Um anjo “meio Leila Diniz”
Por Luciano Maluly
O ano de 1994 foi agitado no esporte brasileiro, especialmente, de um lado, pela tristeza da morte de Ayrton Senna e, de outro, pelas alegrias em virtude das conquistas do tetracampeonato mundial de futebol masculino e o inédito título mundial do basquete feminino brasileiro.
No final daquele ano, eu já estava preparando as malas para curtir as últimas férias escolares como estudante do curso de Comunicações Social, com habilitação em jornalismo, quando o meu anjo da guarda, Alessandra Pajolla, chegou com um proposta irrecusável: participar de um processo seletivo para a vaga de repórter esportivo no Jornal de Londrina (JL), jovem periódico que disputava a preferência local com a tradicional Folha de Londrina.
Alessandra sempre foi assim “meio Leila Diniz”, amante da cultura, ativista das causas impossíveis e de um coração para lá de generoso. Uma linda irmã de alma que recebi de presente nessa minha jornada nas terras vermelhas.
E foi ela que descobriu um cantinho para eu iniciar o ofício no jornalismo. “Vai, Lu! Você tem talento para o jornalismo esportivo”, repetia no final das últimas aulas do curso. E digo mais: foi uma experiência maravilhosa.
No JL, aprendi a fazer reportagens e também a entender a função do editor. Junto com Luiz Carlos Lorencetti (o Chuveirão), Délio Cesar era nosso comandante e, de cara, me presenteou com o desafio de produzir uma matéria especial sobre o Ginásio de Esportes Professor Darcy Cortez, mais conhecido como Moringão. Imediatamente, ele compartilhou o contato de algumas fontes, mas avisou: “Agora é contigo. Começa pelo ginásio e a prefeitura. Cumpre com suas obrigações aqui no jornal e corre atrás até nas horas vagas”.
Como o Moringão estava em reformas, fui lá, mas não consegui muita coisa.
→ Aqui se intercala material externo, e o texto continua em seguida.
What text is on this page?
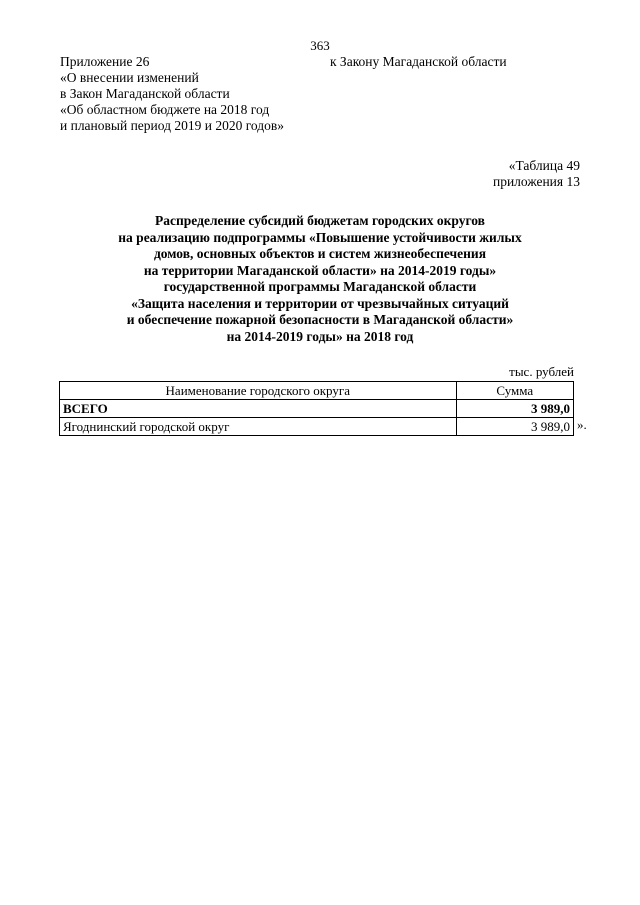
363
Приложение 26
«О внесении изменений
в Закон Магаданской области
«Об областном бюджете на 2018 год
и плановый период 2019 и 2020 годов»
к Закону Магаданской области
«Таблица 49
приложения 13
Распределение субсидий бюджетам городских округов
на реализацию подпрограммы «Повышение устойчивости жилых
домов, основных объектов и систем жизнеобеспечения
на территории Магаданской области» на 2014-2019 годы»
государственной программы Магаданской области
«Защита населения и территории от чрезвычайных ситуаций
и обеспечение пожарной безопасности в Магаданской области»
на 2014-2019 годы» на 2018 год
тыс. рублей
Наименование городского округа	Сумма
ВСЕГО	3 989,0
Ягоднинский городской округ	3 989,0 ».
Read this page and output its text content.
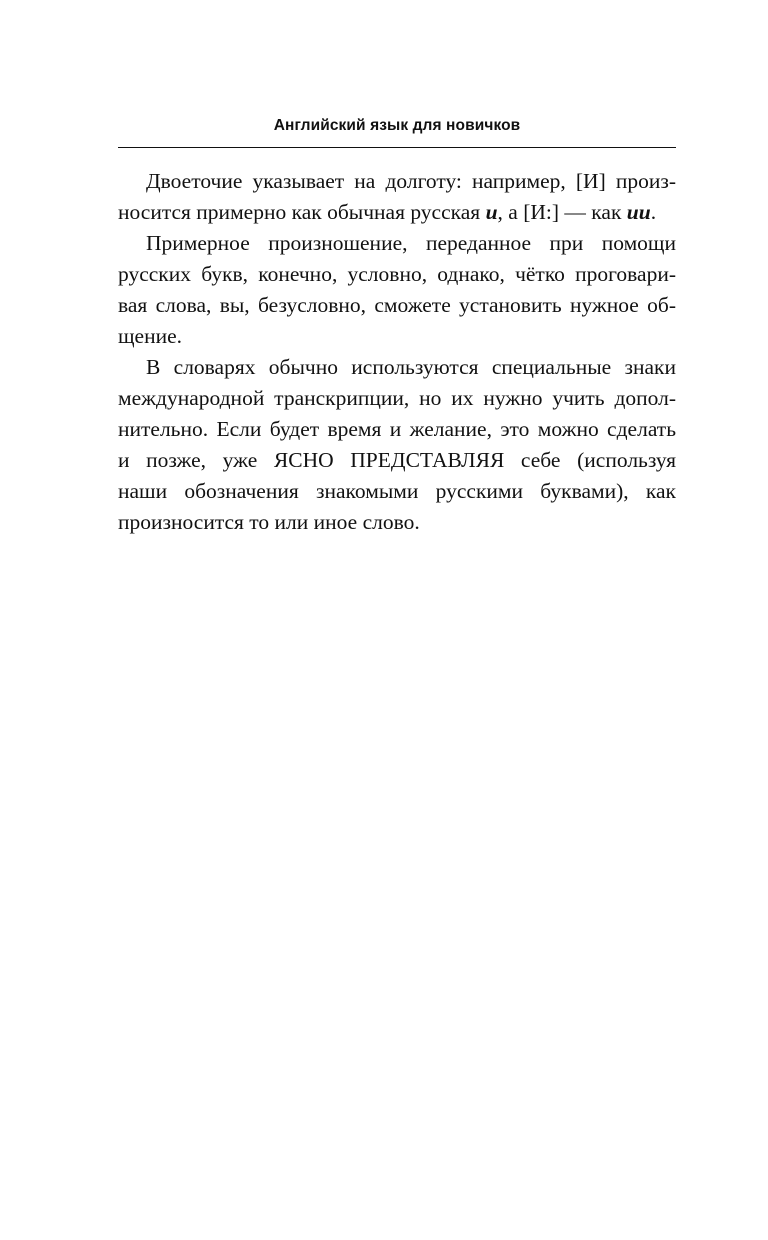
Английский язык для новичков
Двоеточие указывает на долготу: например, [И] произ-
носится примерно как обычная русская и, а [И:] — как ии.
Примерное произношение, переданное при помощи
русских букв, конечно, условно, однако, чётко проговари-
вая слова, вы, безусловно, сможете установить нужное об-
щение.
В словарях обычно используются специальные знаки
международной транскрипции, но их нужно учить допол-
нительно. Если будет время и желание, это можно сделать
и позже, уже ЯСНО ПРЕДСТАВЛЯЯ себе (используя
наши обозначения знакомыми русскими буквами), как
произносится то или иное слово.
Lembro apenas que um dos responsáveis pela administração do local soou uma dica de ouro: “Você não é aluno do professor Tavares? Ele tem essas informações”. No outro dia, fiquei de plantão na sala dos professores esperando a chegada do mestre.
Severino Tavares da Silva foi um professor maravilhoso, pois nos ensinou a organizar a pauta e a selecionar as principais informações que compõem a notícia. Era o “professor chão de fábrica” que, no primeiro ano, apresenta o lead e revela o passo a passo da redação jornalística, especialmente a importância das fontes. Em suas aulas, aprendi a organizar o meu arquivo pessoal, incluindo a agenda, que é uma técnica fundamental ao exercício de docente, pesquisador e, principalmente, jornalista.
Quando ele chegou ao CECA (Centro de Comunicação, Educação e Artes), comentei sobre a minha tarefa e, como bom camarada, Tavares revelou que tinha um documento com fotografias e outros dados sobre o Moringão.
No outro dia, fui buscar o material, que foi a base da reportagem. Depois disso, liguei para várias pessoas e visitei a Prefeitura Municipal de Londrina em busca de detalhes sobre a obra e também sobre os acontecimentos antigos e recentes em torno do ginásio.
A minha dedicação impressionou os colegas e, com a ajuda pontual do meu editor de esportes, Antônio Teixeira, fiz um trabalho brilhante.
No dia da publicação, cheguei cedinho ao jornal, com Délio César fazendo um elogio em voz alta e, como bom editor, trouxe um feedback apontando as falhas e as virtudes da minha reportagem. Os colegas me parabenizaram e eu estava orgulhoso de ser jornalista.
Porém, nada disso foi de graça, pois precisei pagar o happy hour na sucursal, ou seja, em um dos botecos próximos à sede do jornal, que ficava na Avenida Higienópolis. E lá se foi metade do meu primeiro salário.
Ao perceber a alegria da Alessandra Pajolla por minha vitória, tive a certeza de ter escolhido a profissão certa e, principalmente, por essa amizade que permanece até hoje, inclusive no nosso sonho de produzir o roteiro de um filme futurista sobre a Revolução Carnavalesca no Brasil.